Hellblade 2, to bez wątpienia jedna z najlepiej zapowiadających się ekskluzywnych gier na konsolach Xbox Series X|S w tym roku. Ninja Theory stawia wszystkie siły na jak najlepszą oprawę graficzną z wykorzystaniem Unreal Engine 5. Będzie miało to jednak swoje konsekwencje. Zarówno na konsolach Xbox Series X, jak i Series S tytuł będzie zablokowany w 30 klatkach na sekundę. Informację tę potwierdził niemiecki portal GamePro.
Gra na konsoli działa tylko w 30 klatkach na sekundę w dynamicznej rozdzielczości. Nie ma trybów graficznych, jednak liczbę FPS-ów można zwiększyć, tylko grając na komputerze. Twórca efektów wizualnych z Ninja Theory powiedział GamePro, że ma to zapewnić „kinowe” wrażenia. Zobacz nową prezentację rozgrywki od portalu IGN.
Z jednej strony można się z tym zgodzić, gdyż podobnie jak w pierwszej części możemy liczyć na powolną i wymagającą rozgrywkę, w której niższa liczba FPS-ów nie powinna stanowić problemu. Z drugiej strony nawet powolna, ale wymagająca walka zdecydowanie płynniejsza byłaby w 60 klatkach na sekundę.
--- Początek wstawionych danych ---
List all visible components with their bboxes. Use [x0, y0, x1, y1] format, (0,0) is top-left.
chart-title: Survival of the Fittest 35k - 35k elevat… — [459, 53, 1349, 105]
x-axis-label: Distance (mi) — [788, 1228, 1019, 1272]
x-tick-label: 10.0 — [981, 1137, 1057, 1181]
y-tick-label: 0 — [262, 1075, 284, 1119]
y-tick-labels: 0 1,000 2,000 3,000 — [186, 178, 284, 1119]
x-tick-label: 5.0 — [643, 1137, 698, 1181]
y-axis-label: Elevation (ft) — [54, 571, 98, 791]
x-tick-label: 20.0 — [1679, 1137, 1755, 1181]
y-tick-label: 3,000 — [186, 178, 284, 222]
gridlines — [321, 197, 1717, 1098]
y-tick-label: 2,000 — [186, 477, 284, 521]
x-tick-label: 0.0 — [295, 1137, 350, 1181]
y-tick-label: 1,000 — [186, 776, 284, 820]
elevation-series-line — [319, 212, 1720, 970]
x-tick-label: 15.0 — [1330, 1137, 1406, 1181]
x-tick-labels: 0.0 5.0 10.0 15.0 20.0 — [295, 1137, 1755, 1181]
Senua’s Saga: Hellblade 2. To kontynuacja Hellblade: Senua’s Sacrifice z 2017, który ma nas zachwycić mechaniką, grafiką i ogólnie – wszystkim. W drugiej części gry Senua powraca w pełnej brutalności podróży przez świat mitów i udręki islandzkich wikingów. Zamierzając uratować tych, którzy padli ofiarą okrucieństw tyranii, staje do walki z ciemnością w sobie i wokół siebie.




Premiera już 21 maja na konsolach Xbox Series X|S. Tytuł od razu pojawi się też w usłudze Xbox Game Pass. Studio Ninja Theory poinformowało, że gra będzie dostępna wyłącznie cyfrowo w cenie 49,99 USD. Długość rozgrywki będzie podobna do pierwszego Hellblade.